During his press conference in Indianapolis on Thursday, Pagano defined Richardson as a "rolling ball of butcher knives" and that the team didn't bring him on board to take up space on the sidelines.
Nobody else on the Colts roster will be under a bigger microscope this weekend than the newly-acquired all-purpose running back. The ex-Alabama star will be the team's starter in the backfield on Sunday, giving him less than five days to learn some of the Colts' offense and be ready to play against the 49ers. Richardson's ability to run the football, catch out of the backfield, and excel in pass protection will be a valuable asset to the Colts, but many wondered how much he would factor in to the game plan for this week with little preparation time. Pagano put these concerns immediately to rest, stating that the team didn't acquire him to "be the water boy" and he'd be set to start against San Francisco.
With Ballard out for the year and Ahmad Bradshaw being an injury risk, it's not surprising that Indianapolis plans to utilize Richardson as much as possible out of the gate. Jim Irsay traded away a coveted first-round pick for his services, so he'll be expected to contribute right away regardless of practice time. After seeing Seattle's Marshawn Lynch enjoy great success last week against a normally stout 49ers defense, Pep Hamilton would be smart to run the ball early and often on Sunday. If Richardson can break a few big runs early, it will open up opportunities for play action and could serve as an extra security blanket for keeping pressure off of Luck in passing situations. Considering the mediocre play up front to this point, anything to keep Luck upright remains a positive. As long as Indianapolis stays between the tackles and doesn't try to outrun a speedy San Francisco defense to the outside, the team can enjoy success in the run game this weekend.

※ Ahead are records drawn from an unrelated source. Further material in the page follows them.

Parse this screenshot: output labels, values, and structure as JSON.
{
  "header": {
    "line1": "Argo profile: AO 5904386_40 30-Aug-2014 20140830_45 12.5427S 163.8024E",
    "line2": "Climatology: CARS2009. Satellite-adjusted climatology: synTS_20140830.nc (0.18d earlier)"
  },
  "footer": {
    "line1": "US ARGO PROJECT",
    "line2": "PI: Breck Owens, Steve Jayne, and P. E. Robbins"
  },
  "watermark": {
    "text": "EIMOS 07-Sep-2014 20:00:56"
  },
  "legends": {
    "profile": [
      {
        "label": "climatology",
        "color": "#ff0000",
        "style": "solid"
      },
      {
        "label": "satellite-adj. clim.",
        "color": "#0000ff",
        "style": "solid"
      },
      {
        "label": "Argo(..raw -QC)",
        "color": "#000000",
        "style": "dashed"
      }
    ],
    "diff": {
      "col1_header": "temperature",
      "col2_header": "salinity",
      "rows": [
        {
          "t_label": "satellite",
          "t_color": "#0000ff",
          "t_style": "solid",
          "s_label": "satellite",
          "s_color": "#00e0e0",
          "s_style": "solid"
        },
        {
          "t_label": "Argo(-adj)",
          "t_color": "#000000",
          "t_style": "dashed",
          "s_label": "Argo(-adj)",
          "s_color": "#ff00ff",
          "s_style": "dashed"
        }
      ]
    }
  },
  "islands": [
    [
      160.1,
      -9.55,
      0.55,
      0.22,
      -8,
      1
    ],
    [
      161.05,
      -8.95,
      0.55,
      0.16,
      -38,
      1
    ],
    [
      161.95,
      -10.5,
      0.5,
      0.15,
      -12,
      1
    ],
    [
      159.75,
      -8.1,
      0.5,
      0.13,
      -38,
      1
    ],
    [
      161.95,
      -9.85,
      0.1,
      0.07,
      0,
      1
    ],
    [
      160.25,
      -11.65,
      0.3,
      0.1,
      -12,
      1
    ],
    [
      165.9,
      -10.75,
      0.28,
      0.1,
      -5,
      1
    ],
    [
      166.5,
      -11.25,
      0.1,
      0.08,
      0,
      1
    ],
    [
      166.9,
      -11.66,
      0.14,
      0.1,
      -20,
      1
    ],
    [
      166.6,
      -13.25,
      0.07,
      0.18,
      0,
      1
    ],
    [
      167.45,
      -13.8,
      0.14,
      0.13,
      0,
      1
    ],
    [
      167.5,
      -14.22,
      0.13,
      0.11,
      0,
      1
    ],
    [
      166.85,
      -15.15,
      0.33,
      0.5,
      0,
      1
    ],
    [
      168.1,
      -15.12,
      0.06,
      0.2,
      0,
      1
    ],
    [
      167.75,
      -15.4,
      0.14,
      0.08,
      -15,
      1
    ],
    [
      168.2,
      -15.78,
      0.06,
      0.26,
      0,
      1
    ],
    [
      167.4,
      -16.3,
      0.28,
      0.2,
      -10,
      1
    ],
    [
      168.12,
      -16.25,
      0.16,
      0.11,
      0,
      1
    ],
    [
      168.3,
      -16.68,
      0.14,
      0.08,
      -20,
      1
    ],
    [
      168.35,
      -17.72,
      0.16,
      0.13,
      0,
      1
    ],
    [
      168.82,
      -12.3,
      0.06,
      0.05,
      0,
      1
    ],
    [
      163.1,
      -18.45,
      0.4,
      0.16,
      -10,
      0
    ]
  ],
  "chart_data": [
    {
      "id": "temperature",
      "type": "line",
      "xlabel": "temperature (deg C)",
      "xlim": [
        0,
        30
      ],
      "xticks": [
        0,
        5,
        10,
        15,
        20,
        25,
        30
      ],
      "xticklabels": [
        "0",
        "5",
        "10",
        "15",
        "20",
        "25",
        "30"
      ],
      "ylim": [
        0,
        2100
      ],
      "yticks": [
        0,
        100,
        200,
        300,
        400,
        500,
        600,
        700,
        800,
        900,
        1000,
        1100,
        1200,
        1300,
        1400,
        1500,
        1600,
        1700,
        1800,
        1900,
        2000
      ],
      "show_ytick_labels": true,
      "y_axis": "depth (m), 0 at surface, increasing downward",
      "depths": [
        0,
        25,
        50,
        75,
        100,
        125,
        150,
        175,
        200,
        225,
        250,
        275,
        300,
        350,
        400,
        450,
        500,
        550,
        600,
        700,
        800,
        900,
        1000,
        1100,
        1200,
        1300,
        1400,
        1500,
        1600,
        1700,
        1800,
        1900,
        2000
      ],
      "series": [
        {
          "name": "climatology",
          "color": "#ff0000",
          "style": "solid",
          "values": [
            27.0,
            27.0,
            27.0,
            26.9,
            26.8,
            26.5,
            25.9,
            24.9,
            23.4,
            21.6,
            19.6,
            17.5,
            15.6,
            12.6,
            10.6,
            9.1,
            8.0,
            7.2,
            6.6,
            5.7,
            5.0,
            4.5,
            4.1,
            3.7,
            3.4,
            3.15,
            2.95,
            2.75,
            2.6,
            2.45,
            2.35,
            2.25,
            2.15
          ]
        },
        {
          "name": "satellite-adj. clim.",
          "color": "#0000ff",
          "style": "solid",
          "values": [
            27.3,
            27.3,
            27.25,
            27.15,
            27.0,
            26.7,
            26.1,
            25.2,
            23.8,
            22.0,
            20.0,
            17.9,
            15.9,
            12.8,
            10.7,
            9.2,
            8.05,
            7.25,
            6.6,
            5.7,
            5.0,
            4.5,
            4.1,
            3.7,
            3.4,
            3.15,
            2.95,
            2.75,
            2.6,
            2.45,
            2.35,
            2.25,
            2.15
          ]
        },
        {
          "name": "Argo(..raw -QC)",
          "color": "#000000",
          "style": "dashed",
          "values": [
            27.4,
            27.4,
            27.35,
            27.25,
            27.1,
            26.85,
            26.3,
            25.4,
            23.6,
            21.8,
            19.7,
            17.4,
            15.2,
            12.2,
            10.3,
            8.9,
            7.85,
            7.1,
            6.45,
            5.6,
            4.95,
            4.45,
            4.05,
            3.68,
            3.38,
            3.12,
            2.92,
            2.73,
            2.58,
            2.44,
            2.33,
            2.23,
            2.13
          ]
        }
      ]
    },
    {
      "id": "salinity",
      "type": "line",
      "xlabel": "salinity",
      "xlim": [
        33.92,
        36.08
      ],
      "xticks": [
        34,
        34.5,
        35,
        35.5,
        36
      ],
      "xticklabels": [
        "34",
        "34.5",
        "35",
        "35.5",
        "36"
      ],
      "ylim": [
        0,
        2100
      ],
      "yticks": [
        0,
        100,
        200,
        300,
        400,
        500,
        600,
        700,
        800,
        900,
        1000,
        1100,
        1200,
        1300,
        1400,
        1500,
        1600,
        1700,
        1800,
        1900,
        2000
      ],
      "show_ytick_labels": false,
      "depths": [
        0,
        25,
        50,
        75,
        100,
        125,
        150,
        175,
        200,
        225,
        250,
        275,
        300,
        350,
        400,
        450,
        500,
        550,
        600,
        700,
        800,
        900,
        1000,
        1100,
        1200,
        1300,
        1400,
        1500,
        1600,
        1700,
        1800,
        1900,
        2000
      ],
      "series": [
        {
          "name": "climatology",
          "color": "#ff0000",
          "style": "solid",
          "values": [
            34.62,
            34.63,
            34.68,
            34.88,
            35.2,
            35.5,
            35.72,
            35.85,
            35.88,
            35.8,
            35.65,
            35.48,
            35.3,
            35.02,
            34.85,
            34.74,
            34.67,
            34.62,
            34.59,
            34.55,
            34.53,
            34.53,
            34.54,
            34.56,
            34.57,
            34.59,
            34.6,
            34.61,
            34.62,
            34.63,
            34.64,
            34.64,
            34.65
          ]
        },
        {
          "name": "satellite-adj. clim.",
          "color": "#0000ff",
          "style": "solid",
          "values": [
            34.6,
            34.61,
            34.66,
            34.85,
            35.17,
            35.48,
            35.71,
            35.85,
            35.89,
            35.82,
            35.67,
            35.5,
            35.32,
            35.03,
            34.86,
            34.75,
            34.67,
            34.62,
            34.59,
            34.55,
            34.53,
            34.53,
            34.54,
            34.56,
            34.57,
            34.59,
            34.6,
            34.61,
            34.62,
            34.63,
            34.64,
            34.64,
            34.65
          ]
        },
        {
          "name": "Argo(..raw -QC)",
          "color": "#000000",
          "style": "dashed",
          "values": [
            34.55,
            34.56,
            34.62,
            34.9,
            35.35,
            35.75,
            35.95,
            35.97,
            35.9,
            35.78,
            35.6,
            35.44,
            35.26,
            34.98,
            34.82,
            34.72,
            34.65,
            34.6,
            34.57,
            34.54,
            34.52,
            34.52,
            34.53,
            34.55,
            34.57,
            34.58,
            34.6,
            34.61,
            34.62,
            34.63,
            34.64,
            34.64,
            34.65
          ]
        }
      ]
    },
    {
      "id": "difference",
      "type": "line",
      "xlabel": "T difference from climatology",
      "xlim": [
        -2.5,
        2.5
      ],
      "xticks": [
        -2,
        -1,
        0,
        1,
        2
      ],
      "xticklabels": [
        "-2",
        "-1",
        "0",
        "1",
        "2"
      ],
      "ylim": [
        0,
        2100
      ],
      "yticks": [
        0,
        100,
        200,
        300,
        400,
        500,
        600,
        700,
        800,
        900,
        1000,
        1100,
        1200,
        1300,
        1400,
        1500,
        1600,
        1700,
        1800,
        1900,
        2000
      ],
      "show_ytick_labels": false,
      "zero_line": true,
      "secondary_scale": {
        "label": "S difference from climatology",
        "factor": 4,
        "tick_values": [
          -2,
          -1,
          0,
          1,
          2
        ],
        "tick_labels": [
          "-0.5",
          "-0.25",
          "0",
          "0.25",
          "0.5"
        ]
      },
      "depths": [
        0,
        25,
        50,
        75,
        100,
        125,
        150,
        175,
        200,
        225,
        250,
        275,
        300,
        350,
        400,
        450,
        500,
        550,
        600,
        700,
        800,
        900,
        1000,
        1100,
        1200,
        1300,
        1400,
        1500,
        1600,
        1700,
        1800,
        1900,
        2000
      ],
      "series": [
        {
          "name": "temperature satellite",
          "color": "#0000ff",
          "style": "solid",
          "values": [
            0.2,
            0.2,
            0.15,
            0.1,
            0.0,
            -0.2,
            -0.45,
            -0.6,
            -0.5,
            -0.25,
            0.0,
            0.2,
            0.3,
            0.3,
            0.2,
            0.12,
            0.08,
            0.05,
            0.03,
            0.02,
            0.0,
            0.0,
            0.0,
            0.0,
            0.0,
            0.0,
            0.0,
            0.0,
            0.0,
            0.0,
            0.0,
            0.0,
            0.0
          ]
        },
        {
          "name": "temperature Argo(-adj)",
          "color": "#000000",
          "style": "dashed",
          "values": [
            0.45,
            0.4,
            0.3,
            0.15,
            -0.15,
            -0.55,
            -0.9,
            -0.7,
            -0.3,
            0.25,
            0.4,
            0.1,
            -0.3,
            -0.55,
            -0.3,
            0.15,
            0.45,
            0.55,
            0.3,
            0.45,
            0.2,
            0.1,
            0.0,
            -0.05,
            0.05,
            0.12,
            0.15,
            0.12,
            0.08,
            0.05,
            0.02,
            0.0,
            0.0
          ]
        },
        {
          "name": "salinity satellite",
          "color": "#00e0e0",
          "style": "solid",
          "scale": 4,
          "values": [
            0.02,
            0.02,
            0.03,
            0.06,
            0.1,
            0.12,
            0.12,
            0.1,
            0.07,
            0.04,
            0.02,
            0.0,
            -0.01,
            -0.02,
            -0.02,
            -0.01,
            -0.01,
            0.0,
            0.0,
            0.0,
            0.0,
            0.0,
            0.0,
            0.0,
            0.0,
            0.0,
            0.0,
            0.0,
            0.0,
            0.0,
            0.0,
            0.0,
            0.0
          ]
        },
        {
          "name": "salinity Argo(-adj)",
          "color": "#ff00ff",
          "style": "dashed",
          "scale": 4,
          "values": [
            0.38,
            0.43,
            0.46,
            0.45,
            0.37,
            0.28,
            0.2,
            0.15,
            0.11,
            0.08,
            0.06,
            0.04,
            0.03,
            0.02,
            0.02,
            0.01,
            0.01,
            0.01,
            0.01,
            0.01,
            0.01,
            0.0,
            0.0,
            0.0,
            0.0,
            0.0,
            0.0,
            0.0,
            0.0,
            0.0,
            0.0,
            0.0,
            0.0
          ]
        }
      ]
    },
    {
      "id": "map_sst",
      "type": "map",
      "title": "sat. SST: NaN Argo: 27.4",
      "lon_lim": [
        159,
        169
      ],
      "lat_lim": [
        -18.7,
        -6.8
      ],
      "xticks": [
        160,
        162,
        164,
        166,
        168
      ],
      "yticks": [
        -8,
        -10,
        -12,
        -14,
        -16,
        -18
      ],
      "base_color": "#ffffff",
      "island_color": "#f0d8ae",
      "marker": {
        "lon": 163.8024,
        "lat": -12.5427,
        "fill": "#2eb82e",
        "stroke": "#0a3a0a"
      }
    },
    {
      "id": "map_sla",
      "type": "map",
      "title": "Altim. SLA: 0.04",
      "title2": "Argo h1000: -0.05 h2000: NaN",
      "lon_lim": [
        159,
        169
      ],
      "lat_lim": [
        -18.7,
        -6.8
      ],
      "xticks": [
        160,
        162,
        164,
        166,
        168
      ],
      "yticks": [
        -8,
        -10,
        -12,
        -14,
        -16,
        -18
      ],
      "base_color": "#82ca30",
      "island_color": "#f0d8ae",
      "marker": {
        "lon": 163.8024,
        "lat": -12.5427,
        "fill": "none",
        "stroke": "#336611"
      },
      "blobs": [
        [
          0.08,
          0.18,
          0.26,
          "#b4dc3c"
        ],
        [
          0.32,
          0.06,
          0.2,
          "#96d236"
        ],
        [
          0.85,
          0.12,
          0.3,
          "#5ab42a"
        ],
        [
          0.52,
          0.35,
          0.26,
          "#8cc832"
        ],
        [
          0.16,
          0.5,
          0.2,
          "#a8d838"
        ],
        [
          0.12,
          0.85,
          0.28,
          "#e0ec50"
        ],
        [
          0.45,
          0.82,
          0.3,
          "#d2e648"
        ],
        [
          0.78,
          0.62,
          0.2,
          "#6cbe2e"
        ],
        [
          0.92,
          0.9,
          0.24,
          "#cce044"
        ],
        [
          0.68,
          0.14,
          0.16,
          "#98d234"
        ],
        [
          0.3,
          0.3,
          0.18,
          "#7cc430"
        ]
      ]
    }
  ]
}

Hamilton should also look to exploit San Francisco's over-aggressive tendencies by using Richardson as a receiver as well. Seattle didn't have great success passing the football last Sunday night, but on two different occasions, Lynch vacated the backfield and the 49ers completely ignored him as a receiver. In both situations, Russell Wilson hit Lynch for big plays, including one going for a literal walk-in touchdown. Based on film and tendencies, Harbaugh's team most likely wouldn't expect much out of the Colts running backs on pass plays other than staying in as extra blockers. Richardson gives Indianapolis options it didn't have prior to his arrival, and the coaches should look to take advantage of that right away regardless of how much practice time he has had with the club.